Enregistré en public, au Carnegie Hall de New York, le 15 décembre 2019, ce Winterreise par Joyce DiDonato était, au départ, une suggestion de Yannick Nézet-Séguin, projet à propos duquel la mezzo-soprano américaine s’est beaucoup interrogée, avant, selon ses propres dires, de « plonger ».
Il y a longtemps, pourtant, que des voix féminines ont osé investir le cycle schubertien, avec un ascendant largement suffisant pour faire taire, dès le départ, toute polémique quant à cet apparent travestissement. Et découvrir Winterreise par des interprètes du calibre de Brigitte Fassbaender (EMI/Warner Classics), Christa Ludwig (Deutsche Grammophon) ou Margaret Price (Forlane) reste une alternative passionnante, par les changements d’éclairage qu’on peut y ressentir.

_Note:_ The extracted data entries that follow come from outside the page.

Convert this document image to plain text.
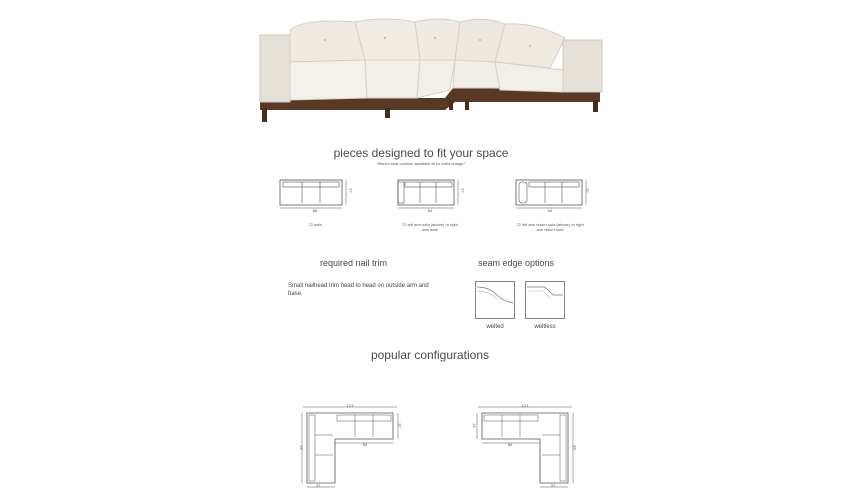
pieces designed to fit your space
*Bench seat cushion available at no extra charge*
88
37
72 sofa
84
37
72 left arm sofa (above) or right arm sofa
94
37
72 left arm return sofa (above) or right arm return sofa
required nail trim
Small nailhead trim head to head on outside arm and base.
seam edge options
welted	weltless
popular configurations
121
84
37
94
37
121
84
37
94
37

Le défi semble avoir intimidé Joyce DiDonato, moins en ce qui concerne la maîtrise de l’allemand (excellente, à part quelques voyelles trop ouvertes) que par la difficulté du ton exact à trouver, avec une voix qui reste plutôt claire. D’où l’idée d’interpréter l’ensemble du cycle comme un journal intime, non pas lu par le personnage principal, mais par celle qu’il a aimée, et qui, un jour, découvre ces écrits.
Effectivement, on a, plus d’une fois, l’impression diffuse d’écouter l’air « des lettres » de Werther, ces bouts de récit que Charlotte « relit sans cesse ». Comme si Joyce DiDonato ne voulait pas renoncer, le temps de ces vingt-quatre lieder d’errance et de désespoir, à une féminité que, plus ou moins délibérément, celles qui l’ont précédée ont souvent mise entre parenthèses.
Le résultat est émouvant, mais parfois un rien agaçant, avec une tendance à simuler les possibles frissons anxieux de la lectrice en minaudant (l’instabilité dérange dès Die Wetterfahne). Et puis, la distanciation du projet nuit beaucoup aux pièces les plus terribles, comme Der Wegweiser ou Der greise Kopf, où l’on reste extérieur au drame.
L’enregistrement est-il arrivé trop tôt ? En tout cas, le manque d’approfondissement se ressent aussi dans l’accompagnement de Yannick Nézet-Séguin, un peu lourd, dépourvu de la subtilité d’un véritable pianiste spécialisé.
Pour les deux interprètes, l’aventure méritait évidemment d’être tentée, mais si le résultat peut justifier le détour, il n’est pas encore concluant.